Wat het lid van de BBB-fractie betreft moet voorop staan dat consumenten altijd over de juiste informatie moeten kunnen beschikken om goed doordachte keuzes te maken. Uit het fiche blijkt dat dit nu niet het geval is. Zij vindt dat een slechte zaak en steunt dan ook het voorstel om dit zo snel mogelijk aan te passen.
Het lid van de BBB-fractie vraagt het kabinet hoe de Europese Unie invulling denkt te geven aan het tweede doel dat genoemd wordt: «de doeltreffendheid van de voorlichting over gevaren te verbeteren door de etiketten toegankelijker en begrijpelijker te maken voor gebruikers van chemische stoffen, en bedrijven meer flexibiliteit te bieden, waardoor de administratieve lasten worden verminderd zonder dat de veiligheidsniveaus dalen». Uit de kabinetsreactie maakt het lid van de BBB-fractie op dat dit voor het kabinet ook niet duidelijk is. Zij ondersteunt dan ook het voornemen om hierover opheldering te vragen.
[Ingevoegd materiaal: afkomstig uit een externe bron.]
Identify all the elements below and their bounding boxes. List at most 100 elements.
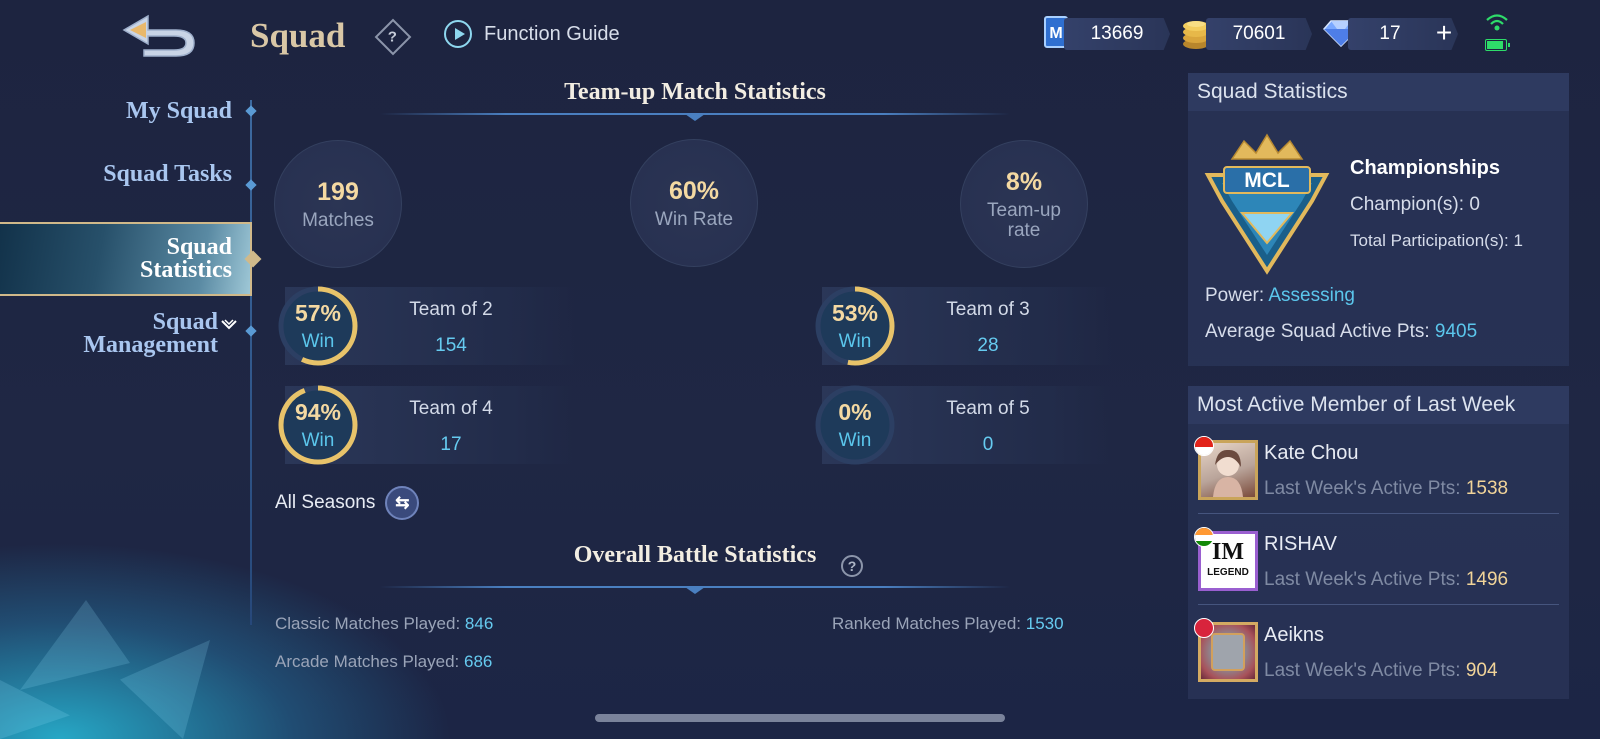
indonesia-flag-icon (1194, 436, 1214, 456)
back-button[interactable] (118, 10, 198, 58)
points-value: 1496 (1465, 569, 1509, 590)
list-item[interactable]: Kate Chou Last Week's Active Pts: 1538 (1188, 424, 1569, 514)
list-item[interactable]: IM LEGEND RISHAV Last Week's Active Pts:… (1188, 515, 1569, 605)
win-ring: 53% Win (814, 285, 896, 367)
all-seasons-label: All Seasons (275, 492, 376, 513)
matches-stat: 199 Matches (274, 140, 402, 268)
win-ring: 57% Win (277, 285, 359, 367)
swap-icon[interactable]: ⇆ (385, 486, 420, 520)
mcl-emblem-icon: MCL (1202, 131, 1332, 286)
battle-help-icon[interactable]: ? (841, 555, 863, 577)
arcade-matches-stat: Arcade Matches Played: 686 (275, 652, 492, 672)
team-size-label: Team of 4 (409, 398, 493, 419)
ranked-matches-stat: Ranked Matches Played: 1530 (832, 614, 1064, 634)
back-arrow-icon (122, 14, 195, 57)
points-label: Last Week's Active Pts: (1264, 660, 1461, 681)
nav-squad-tasks[interactable]: Squad Tasks (92, 162, 232, 186)
team-size-label: Team of 2 (409, 299, 493, 320)
decor-facet (120, 640, 210, 739)
nav-squad-management-label: Squad Management (83, 309, 218, 358)
squad-screen: Squad ? Function Guide M 13669 70601 17 … (0, 0, 1600, 739)
team-match-count: 154 (435, 335, 467, 356)
team-of-2-card: 57% Win Team of 2 154 (278, 286, 575, 366)
member-name: RISHAV (1264, 533, 1337, 555)
classic-label: Classic Matches Played: (275, 614, 461, 633)
teamup-section-title: Team-up Match Statistics (564, 79, 826, 105)
gold-balance: 70601 (1206, 18, 1312, 50)
squad-statistics-panel: Squad Statistics MCL Championships Champ… (1188, 73, 1569, 366)
nav-dot (245, 325, 257, 337)
play-icon (444, 20, 472, 48)
avg-active-value: 9405 (1434, 321, 1478, 342)
emblem-text: MCL (1244, 169, 1290, 192)
nav-my-squad[interactable]: My Squad (126, 99, 232, 123)
divider (1198, 513, 1559, 514)
divider (1198, 604, 1559, 605)
battery-icon (1485, 39, 1510, 51)
points-value: 1538 (1465, 478, 1509, 499)
nav-squad-management[interactable]: Squad Management (58, 309, 218, 358)
win-rate-value: 60% (668, 176, 720, 205)
nav-squad-statistics[interactable]: Squad Statistics (92, 235, 232, 282)
champions-count: Champion(s): 0 (1350, 194, 1480, 215)
team-size-label: Team of 5 (946, 398, 1030, 419)
member-name: Aeikns (1264, 624, 1325, 646)
section-notch (685, 114, 705, 121)
matches-value: 199 (317, 177, 359, 206)
decor-facet (20, 600, 130, 690)
points-value: 904 (1465, 660, 1498, 681)
power-label: Power: (1205, 285, 1265, 306)
m-ticket-balance: 13669 (1064, 18, 1170, 50)
championships-title: Championships (1350, 157, 1501, 179)
question-icon: ? (388, 28, 398, 46)
member-name: Kate Chou (1264, 442, 1359, 464)
avatar-subtext: LEGEND (1207, 567, 1249, 578)
member-points: Last Week's Active Pts: 1496 (1264, 569, 1508, 591)
win-ring: 94% Win (277, 384, 359, 466)
india-flag-icon (1194, 527, 1214, 547)
team-of-4-card: 94% Win Team of 4 17 (278, 385, 575, 465)
win-label: Win (301, 430, 335, 451)
teamup-rate-value: 8% (1005, 167, 1043, 196)
section-notch (685, 587, 705, 594)
home-indicator[interactable] (595, 714, 1005, 722)
chevron-down-icon (220, 318, 238, 337)
list-item[interactable]: Aeikns Last Week's Active Pts: 904 (1188, 606, 1569, 696)
add-diamonds-button[interactable]: + (1432, 19, 1456, 47)
ranked-value: 1530 (1025, 614, 1064, 633)
decor-facet (0, 680, 70, 739)
member-points: Last Week's Active Pts: 1538 (1264, 478, 1508, 500)
arcade-value: 686 (464, 652, 493, 671)
win-ring: 0% Win (814, 384, 896, 466)
nav-dot (245, 105, 257, 117)
win-label: Win (838, 331, 872, 352)
win-label: Win (838, 430, 872, 451)
win-label: Win (301, 331, 335, 352)
win-percent: 53% (831, 300, 879, 326)
help-button[interactable]: ? (374, 18, 412, 56)
function-guide-button[interactable]: Function Guide (444, 20, 620, 48)
most-active-title: Most Active Member of Last Week (1188, 386, 1569, 424)
page-title: Squad (250, 16, 346, 55)
classic-value: 846 (464, 614, 494, 633)
all-seasons-toggle[interactable]: All Seasons ⇆ (275, 486, 420, 520)
teamup-rate-stat: 8% Team-up rate (960, 140, 1088, 268)
battle-section-title: Overall Battle Statistics (573, 542, 817, 568)
avatar-frame (1211, 633, 1245, 671)
power-value: Assessing (1268, 285, 1355, 306)
points-label: Last Week's Active Pts: (1264, 569, 1461, 590)
avg-active-label: Average Squad Active Pts: (1205, 321, 1430, 342)
win-rate-label: Win Rate (654, 208, 734, 230)
participation-count: Total Participation(s): 1 (1350, 231, 1523, 250)
team-size-label: Team of 3 (946, 299, 1030, 320)
squad-statistics-title: Squad Statistics (1188, 73, 1569, 111)
member-points: Last Week's Active Pts: 904 (1264, 660, 1498, 682)
win-percent: 94% (294, 399, 342, 425)
classic-matches-stat: Classic Matches Played: 846 (275, 614, 493, 634)
avatar-text: IM (1212, 539, 1244, 565)
diamond-value: 17 (1379, 23, 1401, 44)
avg-active-line: Average Squad Active Pts: 9405 (1205, 321, 1477, 343)
team-of-3-card: 53% Win Team of 3 28 (815, 286, 1112, 366)
win-percent: 57% (294, 300, 342, 326)
points-label: Last Week's Active Pts: (1264, 478, 1461, 499)
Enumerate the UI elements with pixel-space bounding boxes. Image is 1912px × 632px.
Net als het kabinet vindt ook het lid van de BBB-fractie dat de online verkoop beter gereguleerd moet worden. Zij vraagt het kabinet hoe de naleving inzake etikettering en voorlichting bij online verkoop verhoogd kan worden. Aangezien deze naleving en de controle daarop nu al slecht is, verwacht het lid daar niet zomaar verbetering als de richtlijnen worden aangescherpt. Hoe kijkt het kabinet daar tegenaan? Hoe zou deze naleving verbeterd kunnen worden? Wordt dit ook in Europees verband opgepakt?
Het lid van de BBB-fractie vraagt het kabinet hoe het kan dat er met sterk verouderde databases wordt gewerkt waarin ook informatie mist. Logischerwijs zou dit jaarlijks, of in geval van wijzigingen bijgewerkt moeten worden. Hoe gaat de Europese Commissie er zorg voor dragen dat we over tien jaar niet weer in dezelfde situatie zitten? Kan het kabinet dit toelichten of vragen aan de Commissie?
Het lid van de BBB-fractie merkt op dat in de kabinetsreactie wordt gesteld dat de kosten van de herziening bij de industrie komen te liggen en de baten bij de burger. Het lid wil daar toch wel graag aan toe voegen dat kosten uiteindelijk bij de burger terechtkomen, omdat producten simpelweg duurder zullen worden.
Ten slotte vraagt het lid van de BBB-fractie het kabinet om inzicht in de kosten voor de lidstaten voor dit voorstel. Het is het lid van de BBB-fractie niet duidelijk wat deze kosten moeten inhouden daar de kosten toch vooral bij de industrie lijken te liggen. Zij ontvangt daar graag een toelichting van het kabinet op.